Shareholder, Religious Networks Tapped as Crown Boycott Builds

BALTIMORE, MD.--PACE AND ALLIED GROUPS fighting to end Crown Central Petroleum's lockout of 252 workers at a Texas refinery organized a barrage of publicity efforts against the company in recent weeks. The lockout, a union-led boycott and the company's inept responses were the subject of numerous articles timed around Crown's April 22 shareholders meeting.

Crown reported a $29 million loss for 1998, and earlier this year hired an investment bank to sell or fundamentally restructure the company. Independent analysts have attributed the company's problems, including substantial losses in stock value, to the multi-faceted union campaign.

"What you have is a company that continues to exist without making money," said Ed Rothstein, campaign coordinator in Baltimore where the company is headquartered. "How often do you see the business weeklies, major daily newspapers and the trade press carrying our argument that a company is grossly mismanaged?"

PACE Local 2-1553 member James Broaddus said new efforts to support the boycott in Virginia and North Carolina are making a big impact. "We are doing very well in Richmond with regular picketing at the stations," said Broaddus, who coordinates campaign efforts out of the PACE Region Four office. "Our outreach this month to the Virginia Baptist association and to college students have been particularly promising."

With the possibility of a sale, PACE has made special efforts to demonstrate to shareholders how the company's value has been diminished by its war against workers. Sanford Lewis, a leading national expert on corporate accountability and environmental issues, prepared a detailed report alleging numerous violations of Securities & Exchange Commission (SEC) disclosure rules by Crown.

On Crown's "hidden ledger sheet," according to the report, are over $70 million in undisclosed costs and risks from the boycott, environmental problems that could total over $15 million, and from the potential loss of $23 million in federal contracts due to discrimination and civil rights problems.

"We believe these omissions are serious violations of government disclosure rules and thereby compromise the ability of shareholders to make informed investment decisions," said PACE Special Projects Director Joe Drexler. Drexler said a formal complaint to the SEC is likely as a result of the report and other communication to major Crown shareholders.

Religious community support for Crown workers has become more visible since the largest African-American denomination, the National Baptist Convention, endorsed the boycott in February. A group of prominent Catholics, including the bishops of Austin Texas, New Orleans, Richmond and Detroit, have pressured Crown board member Father Harold Ridley to meet over the issues. Ridley, who is president of Loyola College, has also had to answer to vigorous lobbying by a Loyola student organization supporting the boycott.

Coupled with the Crown annual meeting, 375 religious leaders signed an appeal for justice and the end of the lockout. The appeal was published as an open letter to CEO Henry Rosenberg in issues of Baltimore's major business journal The Daily Record.

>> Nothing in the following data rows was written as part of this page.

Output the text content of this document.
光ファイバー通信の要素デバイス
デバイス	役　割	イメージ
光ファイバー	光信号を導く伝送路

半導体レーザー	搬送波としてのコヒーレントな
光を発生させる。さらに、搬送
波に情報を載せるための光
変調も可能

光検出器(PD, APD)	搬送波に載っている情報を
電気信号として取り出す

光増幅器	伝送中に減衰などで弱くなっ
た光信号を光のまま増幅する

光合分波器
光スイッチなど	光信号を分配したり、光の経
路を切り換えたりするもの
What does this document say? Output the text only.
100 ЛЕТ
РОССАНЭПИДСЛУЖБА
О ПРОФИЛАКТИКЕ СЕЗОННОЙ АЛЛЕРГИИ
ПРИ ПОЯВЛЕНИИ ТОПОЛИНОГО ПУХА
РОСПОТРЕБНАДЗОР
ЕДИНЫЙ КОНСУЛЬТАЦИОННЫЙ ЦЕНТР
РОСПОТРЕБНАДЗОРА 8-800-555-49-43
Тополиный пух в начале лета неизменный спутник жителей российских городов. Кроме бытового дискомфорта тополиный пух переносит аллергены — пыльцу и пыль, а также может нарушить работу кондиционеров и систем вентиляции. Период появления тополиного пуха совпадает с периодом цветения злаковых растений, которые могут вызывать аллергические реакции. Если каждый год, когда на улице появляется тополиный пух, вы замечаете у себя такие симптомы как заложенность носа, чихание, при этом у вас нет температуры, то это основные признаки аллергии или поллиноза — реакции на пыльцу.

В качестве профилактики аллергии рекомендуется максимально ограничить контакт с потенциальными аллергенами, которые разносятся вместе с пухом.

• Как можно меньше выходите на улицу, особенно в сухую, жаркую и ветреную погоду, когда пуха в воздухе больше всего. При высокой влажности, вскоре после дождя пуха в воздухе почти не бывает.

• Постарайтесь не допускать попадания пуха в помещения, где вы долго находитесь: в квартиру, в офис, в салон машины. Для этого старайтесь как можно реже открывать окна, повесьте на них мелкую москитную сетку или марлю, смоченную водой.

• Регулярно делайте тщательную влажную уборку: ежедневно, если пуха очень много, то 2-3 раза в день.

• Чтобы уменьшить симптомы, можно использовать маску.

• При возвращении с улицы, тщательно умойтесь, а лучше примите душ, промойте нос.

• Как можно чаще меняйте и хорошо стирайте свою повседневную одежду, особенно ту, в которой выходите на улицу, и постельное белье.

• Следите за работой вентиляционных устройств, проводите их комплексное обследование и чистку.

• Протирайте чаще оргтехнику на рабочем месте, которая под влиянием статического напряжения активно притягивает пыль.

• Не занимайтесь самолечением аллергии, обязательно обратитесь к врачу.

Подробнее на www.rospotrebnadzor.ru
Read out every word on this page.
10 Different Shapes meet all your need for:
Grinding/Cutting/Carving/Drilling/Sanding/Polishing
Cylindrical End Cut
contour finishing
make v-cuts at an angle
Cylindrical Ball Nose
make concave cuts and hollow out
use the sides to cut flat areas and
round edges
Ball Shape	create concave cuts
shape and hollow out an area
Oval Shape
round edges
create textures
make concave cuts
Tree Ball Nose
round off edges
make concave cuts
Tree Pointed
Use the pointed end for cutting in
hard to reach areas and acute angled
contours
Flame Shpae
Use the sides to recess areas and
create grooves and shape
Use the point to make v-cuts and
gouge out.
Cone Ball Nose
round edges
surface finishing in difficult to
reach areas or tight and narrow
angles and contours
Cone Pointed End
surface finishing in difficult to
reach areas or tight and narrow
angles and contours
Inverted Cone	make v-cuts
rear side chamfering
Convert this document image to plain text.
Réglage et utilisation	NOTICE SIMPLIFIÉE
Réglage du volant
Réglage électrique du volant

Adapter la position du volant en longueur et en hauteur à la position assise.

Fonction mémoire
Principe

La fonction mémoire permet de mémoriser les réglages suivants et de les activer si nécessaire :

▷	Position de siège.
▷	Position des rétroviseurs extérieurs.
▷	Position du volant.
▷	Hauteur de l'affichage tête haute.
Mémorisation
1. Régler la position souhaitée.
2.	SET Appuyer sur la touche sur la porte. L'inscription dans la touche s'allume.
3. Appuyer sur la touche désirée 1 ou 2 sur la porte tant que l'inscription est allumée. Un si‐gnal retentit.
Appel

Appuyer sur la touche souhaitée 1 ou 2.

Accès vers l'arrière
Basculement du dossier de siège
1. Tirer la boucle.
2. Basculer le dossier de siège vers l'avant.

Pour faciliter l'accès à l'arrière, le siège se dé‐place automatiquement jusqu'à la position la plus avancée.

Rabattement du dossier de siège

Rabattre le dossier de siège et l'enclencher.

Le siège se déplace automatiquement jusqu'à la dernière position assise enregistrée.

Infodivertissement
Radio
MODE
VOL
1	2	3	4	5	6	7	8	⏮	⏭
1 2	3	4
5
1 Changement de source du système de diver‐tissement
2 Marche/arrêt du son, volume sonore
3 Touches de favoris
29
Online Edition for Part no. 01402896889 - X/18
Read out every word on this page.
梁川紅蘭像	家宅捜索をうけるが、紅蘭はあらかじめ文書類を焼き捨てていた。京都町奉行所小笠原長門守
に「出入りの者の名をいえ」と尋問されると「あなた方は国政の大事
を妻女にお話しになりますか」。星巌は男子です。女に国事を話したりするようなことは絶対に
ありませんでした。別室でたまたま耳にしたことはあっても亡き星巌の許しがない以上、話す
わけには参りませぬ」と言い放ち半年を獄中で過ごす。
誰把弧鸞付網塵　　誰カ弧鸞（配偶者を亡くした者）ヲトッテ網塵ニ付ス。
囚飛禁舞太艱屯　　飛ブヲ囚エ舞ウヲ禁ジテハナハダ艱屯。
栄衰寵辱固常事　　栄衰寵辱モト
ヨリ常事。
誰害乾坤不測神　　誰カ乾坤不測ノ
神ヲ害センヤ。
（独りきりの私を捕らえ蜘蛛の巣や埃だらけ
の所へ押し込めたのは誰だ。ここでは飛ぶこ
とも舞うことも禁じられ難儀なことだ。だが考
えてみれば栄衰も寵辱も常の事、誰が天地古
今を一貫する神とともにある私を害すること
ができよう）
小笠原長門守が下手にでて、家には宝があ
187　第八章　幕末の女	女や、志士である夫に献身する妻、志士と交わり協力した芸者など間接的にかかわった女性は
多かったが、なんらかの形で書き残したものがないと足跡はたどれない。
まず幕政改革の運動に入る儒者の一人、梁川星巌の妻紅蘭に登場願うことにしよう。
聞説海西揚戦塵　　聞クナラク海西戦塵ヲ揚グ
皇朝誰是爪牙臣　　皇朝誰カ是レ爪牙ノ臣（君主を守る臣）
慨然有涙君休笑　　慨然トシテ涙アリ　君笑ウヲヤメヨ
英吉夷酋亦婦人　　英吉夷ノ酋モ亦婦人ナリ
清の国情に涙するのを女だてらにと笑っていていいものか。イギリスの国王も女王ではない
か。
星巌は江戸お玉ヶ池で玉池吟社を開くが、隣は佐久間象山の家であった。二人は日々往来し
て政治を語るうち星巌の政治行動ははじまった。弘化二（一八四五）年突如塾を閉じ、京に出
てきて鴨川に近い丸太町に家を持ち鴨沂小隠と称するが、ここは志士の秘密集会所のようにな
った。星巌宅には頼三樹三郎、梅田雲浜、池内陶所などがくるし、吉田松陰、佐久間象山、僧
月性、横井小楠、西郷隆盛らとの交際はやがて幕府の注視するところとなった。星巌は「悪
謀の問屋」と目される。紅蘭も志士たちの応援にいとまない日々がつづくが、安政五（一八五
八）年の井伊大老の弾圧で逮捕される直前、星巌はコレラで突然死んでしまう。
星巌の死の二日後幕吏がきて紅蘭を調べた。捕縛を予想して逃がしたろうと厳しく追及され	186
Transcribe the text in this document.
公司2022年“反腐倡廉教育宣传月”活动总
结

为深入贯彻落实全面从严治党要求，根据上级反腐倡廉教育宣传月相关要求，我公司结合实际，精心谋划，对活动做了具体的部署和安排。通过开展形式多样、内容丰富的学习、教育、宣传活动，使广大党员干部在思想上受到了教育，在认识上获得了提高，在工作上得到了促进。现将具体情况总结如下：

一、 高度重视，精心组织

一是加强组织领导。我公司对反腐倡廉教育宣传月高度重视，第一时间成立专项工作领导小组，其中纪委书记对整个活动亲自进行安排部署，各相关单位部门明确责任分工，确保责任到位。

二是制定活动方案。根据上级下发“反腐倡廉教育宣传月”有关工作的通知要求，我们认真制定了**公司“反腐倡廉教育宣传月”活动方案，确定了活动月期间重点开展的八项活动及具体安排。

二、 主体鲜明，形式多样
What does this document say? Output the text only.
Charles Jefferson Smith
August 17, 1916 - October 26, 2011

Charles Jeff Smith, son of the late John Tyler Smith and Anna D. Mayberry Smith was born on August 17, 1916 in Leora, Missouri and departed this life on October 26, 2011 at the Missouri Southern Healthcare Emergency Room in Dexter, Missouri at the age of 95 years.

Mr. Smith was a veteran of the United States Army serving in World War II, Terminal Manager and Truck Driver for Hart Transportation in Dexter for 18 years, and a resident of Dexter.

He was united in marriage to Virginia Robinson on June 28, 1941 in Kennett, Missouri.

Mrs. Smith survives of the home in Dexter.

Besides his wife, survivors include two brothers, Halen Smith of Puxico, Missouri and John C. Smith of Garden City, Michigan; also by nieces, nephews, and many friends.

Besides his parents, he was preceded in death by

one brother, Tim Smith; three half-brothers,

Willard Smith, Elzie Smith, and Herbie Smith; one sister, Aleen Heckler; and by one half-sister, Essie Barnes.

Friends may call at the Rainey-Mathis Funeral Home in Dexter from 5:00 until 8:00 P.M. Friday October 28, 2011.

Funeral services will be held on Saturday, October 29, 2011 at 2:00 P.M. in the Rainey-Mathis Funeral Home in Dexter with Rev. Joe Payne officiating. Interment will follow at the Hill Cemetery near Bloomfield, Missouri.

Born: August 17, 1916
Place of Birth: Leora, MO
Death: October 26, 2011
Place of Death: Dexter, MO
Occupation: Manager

The outreach to predominantly-Black denominations has direct value to the boycott effort in addition to the moral dimension. Many of Crown's Zippy Mart and Fast Fare gas stations and convenience stores are located in minority communities.

Broaddus and other campaign organizers are working feverishly to line-up groups willing to "adopt- a-station," targeting Crown outlets for regular picketing and handbilling. Current efforts are aimed at urban areas of Northern Virginia, Raleigh and Greensboro, N.C., Birmingham, Ala., and Atlanta in addition to Richmond and Baltimore.

"We are very pleased at the groundswell of religious community support at this critical time in the Crown campaign," Drexler said, giving particular credit to AFL-CIO's Rev. James Orange for his assistance. "We look at the many diverse parties that are helping build the boycott, and it gives us a lot of hope."